Paris B. Duprat (2p. 61-65).


XCII

LE BRÂHMANE ET LE MULET RÉTIF.

(On obtient plus par la douceur que par la violence.)


Un Brâhmane avait de vieilles fèves, de la plus mauvaise espèce. Il avait beau les laisser dans l’eau bouillante, il lui était impossible de les faire cuire. Il les porta au marché pour les vendre, mais personne ne voulut les acheter. À la même époque, un homme avait un mulet rétif ; il l’avait conduit au marché et ne pouvait s’en défaire. Le propriétaire des vieilles fèves lui en donna pour le prix de son mulet. Quand celui-ci se fut servi du mulet, il prononça ces gâthas :

« Le Brâhmane a des procédés habiles. Il vous vend de vieilles fèves gelées. Quand vous les feriez bouillir pendant seize ans, elles consumeraient tout votre bois sans cuire, et briseraient les dents petites et grosses de toute votre famille. »

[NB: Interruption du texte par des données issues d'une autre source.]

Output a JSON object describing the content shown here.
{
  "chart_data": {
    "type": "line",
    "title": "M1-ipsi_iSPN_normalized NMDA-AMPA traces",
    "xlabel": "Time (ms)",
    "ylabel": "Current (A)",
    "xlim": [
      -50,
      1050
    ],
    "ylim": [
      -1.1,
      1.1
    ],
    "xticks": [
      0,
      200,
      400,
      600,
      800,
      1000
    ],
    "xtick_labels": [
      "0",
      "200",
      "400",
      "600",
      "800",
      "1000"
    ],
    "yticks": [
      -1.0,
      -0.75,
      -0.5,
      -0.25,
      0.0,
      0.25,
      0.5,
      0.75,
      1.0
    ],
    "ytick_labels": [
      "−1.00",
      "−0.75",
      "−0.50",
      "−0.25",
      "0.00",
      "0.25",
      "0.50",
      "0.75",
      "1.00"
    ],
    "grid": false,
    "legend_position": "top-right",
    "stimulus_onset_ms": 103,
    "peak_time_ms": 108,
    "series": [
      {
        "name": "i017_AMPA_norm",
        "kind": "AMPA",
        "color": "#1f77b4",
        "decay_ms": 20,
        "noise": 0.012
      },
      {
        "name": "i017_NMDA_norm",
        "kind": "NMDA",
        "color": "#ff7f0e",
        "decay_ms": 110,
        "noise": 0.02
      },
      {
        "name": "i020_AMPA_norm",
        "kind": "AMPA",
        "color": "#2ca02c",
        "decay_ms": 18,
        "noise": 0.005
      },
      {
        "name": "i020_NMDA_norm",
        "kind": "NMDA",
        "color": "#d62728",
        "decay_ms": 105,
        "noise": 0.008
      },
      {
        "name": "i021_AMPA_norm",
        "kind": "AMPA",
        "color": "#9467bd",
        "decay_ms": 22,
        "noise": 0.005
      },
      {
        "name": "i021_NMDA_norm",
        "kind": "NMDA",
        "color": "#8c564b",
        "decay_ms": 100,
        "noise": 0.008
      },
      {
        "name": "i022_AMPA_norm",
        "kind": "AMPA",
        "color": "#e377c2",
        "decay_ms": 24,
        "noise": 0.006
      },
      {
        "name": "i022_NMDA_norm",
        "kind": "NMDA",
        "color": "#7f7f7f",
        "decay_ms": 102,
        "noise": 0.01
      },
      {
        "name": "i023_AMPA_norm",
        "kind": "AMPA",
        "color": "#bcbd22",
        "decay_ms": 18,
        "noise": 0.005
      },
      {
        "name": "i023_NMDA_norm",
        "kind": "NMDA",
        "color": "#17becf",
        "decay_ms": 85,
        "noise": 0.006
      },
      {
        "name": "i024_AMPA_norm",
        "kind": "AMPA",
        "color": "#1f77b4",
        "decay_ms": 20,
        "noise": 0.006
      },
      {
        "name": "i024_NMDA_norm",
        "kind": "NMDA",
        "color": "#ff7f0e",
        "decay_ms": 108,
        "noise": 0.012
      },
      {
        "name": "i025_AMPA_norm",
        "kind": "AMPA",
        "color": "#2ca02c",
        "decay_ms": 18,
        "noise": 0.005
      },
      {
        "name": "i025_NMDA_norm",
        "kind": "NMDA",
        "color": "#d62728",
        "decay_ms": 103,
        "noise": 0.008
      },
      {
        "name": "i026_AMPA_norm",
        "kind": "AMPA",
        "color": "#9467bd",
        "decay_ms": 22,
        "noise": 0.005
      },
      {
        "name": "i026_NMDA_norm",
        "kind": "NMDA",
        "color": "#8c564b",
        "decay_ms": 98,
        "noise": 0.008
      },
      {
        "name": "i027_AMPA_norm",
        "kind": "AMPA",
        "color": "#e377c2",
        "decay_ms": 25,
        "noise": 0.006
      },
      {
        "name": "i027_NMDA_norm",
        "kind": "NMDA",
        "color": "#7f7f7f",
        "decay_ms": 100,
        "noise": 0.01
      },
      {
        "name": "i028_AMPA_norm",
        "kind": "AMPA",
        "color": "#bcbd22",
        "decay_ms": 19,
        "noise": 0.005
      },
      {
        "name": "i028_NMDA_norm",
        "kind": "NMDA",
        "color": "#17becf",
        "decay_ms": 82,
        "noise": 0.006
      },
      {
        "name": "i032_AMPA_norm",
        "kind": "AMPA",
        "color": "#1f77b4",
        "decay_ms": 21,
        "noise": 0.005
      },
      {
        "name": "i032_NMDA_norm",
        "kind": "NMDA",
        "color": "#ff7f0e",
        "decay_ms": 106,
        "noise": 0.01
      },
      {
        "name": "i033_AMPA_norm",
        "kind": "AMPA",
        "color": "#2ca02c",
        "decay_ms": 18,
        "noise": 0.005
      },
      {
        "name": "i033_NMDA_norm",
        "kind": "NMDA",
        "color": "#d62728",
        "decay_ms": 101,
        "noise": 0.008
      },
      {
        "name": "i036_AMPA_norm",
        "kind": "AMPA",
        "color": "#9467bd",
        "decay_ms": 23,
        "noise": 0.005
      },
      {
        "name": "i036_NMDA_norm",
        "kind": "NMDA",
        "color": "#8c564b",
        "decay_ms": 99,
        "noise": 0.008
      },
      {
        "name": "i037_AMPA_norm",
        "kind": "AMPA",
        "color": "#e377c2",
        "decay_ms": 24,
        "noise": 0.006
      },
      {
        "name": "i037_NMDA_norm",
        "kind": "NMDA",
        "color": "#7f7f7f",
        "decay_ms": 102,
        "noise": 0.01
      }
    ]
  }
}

L’ancien maître du mulet prononça aussi ces gâthas :

« Seigneur Brâhmane, de quoi vous réjouissez-vous ? Quoiqu’il ait quatre pieds et un vêtement de poil, et qu’il paraisse bon à porter de lourds fardeaux, sachez bien que si vous vous mettez en route avec lui, vous aurez beau le piquer avec un aiguillon ou le brûler avec du feu, il ne bougera pas. »

Le maître des fèves lui répliqua par ces gâthas : « Je prendrai un bâton durci pendant mille automnes, je l’armerai d’un aiguillon de quatre pouces et je saurai bien faire aller ce mulet rétif ; je n’ai pas peur qu’il ne me désobéisse. »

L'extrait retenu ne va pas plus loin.